As explained in Part 2 of this review, if the sensitivity value is too low i.It is occasionally impossible to re-establish capture once it has been lost — leading to potential disaster if the underlying rhythm is inadequate. Thresholds Medtronic 5. Page 56 Medtronic Figure The sensitivity number is increased making the pacemaker less sensitive until the sense indicator stops flashing. The different pacing modes and other variables that can be adjusted are the subject of the second part of this review.
Page 64 Medtronic Figure Temporary transvenous wires are more commonly used to stimulate ventricular depolarisation. Most institutional protocols recommend leaving the pacing generator set at half the pacing threshold, to allow for detection of abnormally small signals, and for the possibility that peri-lead fibrosis over the course of the day will reduce the current transmitted to the pacemaker. Loss of ventricular capture ms 5. Connect the temporary pacemaker to the patient lead system.
The threshold adjustment depends on the type of event that precedes the adjustment. This is much more helpful than attempts at analysing the moving screen image. This creates the potential for microshock-induced arrhythmia, particularly ventricular fibrillation. If full pacing is again required, it can be commenced with the confidence that the pacing threshold will not have become too excessive. High dose systemic steroids are sometimes given to patients whose permanent pacemaker wires exhibit rapidly increased thresholds in the first few days.
Page 62 Medtronic The change takes effect within the next two pacing cycles. Asynchronous pacing types and modes Asynchronous pacing type Pacing mode Result Dual chamber Pacing occurs in the atrium and ventricle. In practice, the optimal heart rate is rarely accurately titrated to cardiac output and is usually left at 80—90 beats. Page 57 Medtronic Figure
As bipolar electrodes require less energy to begin with, they may have a greater longevity in pacing compared to a unipolar system [ 12, 13 ]. Navigate to the Pacing Parameters menu. Procedures for finding atrial and ventricular sensing and stimulation thresholds are described in this section. This shows a large deflection with atrial depolarisation, but almost no signal with ventricular depolarisation. High dose systemic steroids are sometimes given to patients whose permanent pacemaker wires exhibit rapidly increased thresholds in the first few days.

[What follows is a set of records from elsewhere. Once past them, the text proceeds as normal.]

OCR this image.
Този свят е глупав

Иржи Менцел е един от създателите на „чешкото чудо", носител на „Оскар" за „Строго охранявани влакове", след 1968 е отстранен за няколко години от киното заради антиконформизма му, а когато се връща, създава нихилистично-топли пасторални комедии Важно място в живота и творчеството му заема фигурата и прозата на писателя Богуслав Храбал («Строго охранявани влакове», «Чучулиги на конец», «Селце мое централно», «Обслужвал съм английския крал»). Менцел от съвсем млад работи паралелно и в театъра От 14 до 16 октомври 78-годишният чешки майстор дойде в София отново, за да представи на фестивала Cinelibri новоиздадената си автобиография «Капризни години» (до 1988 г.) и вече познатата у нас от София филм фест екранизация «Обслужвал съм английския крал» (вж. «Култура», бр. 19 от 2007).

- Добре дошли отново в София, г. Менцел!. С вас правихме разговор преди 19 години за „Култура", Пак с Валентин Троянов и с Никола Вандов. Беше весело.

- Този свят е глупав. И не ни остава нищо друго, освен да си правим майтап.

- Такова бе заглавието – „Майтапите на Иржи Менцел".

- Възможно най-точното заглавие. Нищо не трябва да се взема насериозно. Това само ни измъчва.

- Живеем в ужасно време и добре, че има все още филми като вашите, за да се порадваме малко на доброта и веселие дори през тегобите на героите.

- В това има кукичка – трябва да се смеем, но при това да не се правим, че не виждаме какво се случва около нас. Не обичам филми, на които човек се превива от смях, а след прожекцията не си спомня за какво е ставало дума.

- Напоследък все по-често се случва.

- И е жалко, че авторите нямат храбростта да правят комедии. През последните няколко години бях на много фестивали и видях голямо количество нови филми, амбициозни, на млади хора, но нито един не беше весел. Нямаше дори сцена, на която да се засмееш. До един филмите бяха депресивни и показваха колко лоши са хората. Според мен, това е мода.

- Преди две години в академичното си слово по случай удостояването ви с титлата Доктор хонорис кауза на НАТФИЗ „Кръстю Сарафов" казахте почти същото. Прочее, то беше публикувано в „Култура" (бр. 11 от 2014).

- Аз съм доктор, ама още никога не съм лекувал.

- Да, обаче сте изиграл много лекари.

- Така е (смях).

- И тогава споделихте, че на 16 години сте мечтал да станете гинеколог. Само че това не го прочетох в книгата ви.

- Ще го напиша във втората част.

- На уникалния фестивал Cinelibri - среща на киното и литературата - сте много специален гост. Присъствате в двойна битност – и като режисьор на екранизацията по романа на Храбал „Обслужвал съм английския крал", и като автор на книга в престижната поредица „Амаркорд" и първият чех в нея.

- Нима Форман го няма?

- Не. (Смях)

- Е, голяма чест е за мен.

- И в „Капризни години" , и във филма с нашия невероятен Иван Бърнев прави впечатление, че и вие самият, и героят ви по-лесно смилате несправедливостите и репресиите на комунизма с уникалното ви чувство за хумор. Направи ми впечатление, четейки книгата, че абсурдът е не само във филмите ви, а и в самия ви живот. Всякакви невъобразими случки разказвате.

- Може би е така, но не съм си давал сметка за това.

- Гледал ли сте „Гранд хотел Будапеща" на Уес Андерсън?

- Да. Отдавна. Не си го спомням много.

Set A Sensitivity and V Sensitivity to values that are at least one-half to one-third of the sensing threshold values. Page 64 Medtronic Figure A more detailed treatment of the use of AEGs is presented elsewhere [ 16 ]. Alternatives to epicardial pacing wires Epicardial wires are not the only means of temporary pacing after cardiac surgery. Typical settings are shown in Table 2. Set Sensitivity to half or less the threshold value. Analysis of the AEG is useful in a number of situations, particularly in some forms of heart block. Unfortunately, the only remedy for increased resistance is the application of increased current or voltage — which further increases the inflammation. Other than minimising the initial energy delivered to the wire, techniques employed to extend wire longevity include variations in placement site which must be balanced against haemodynamic optimisation and the use of steroids.
Typical settings are shown in Table 2. However, increased cardiac output driven by heart rate comes at the cost of increased oxygen consumption. In most cases this filters out the brief pacemaker spike, making it difficult to tell whether a pacing stimulus is being delivered. Navigate to the Mode Selection menu and select the appropriate pacing mode for the patient leads that are connected to the patient. Procedures for finding atrial and ventricular sensing and stimulation thresholds are described in this section. Though seldom used, in some circumstances the atrial electrogram may be the best method of differentiating atrial and junctional arrhythmias, and in defining the nature of an AV block. Page 65 Medtronic Figure Page 47 Medtronic 5. As explained in Part 2 of this review, if the sensitivity value is too low i. Pacing Parameter Adjustments Medtronic Figure Determine the atrial or ventricular stimulation thresholds after determining sensing thresholds. If it is safe to check the pacing threshold, the pacemaker rate should be set above the patient's endogenous rate, such that the chamber of interest is being consistently paced.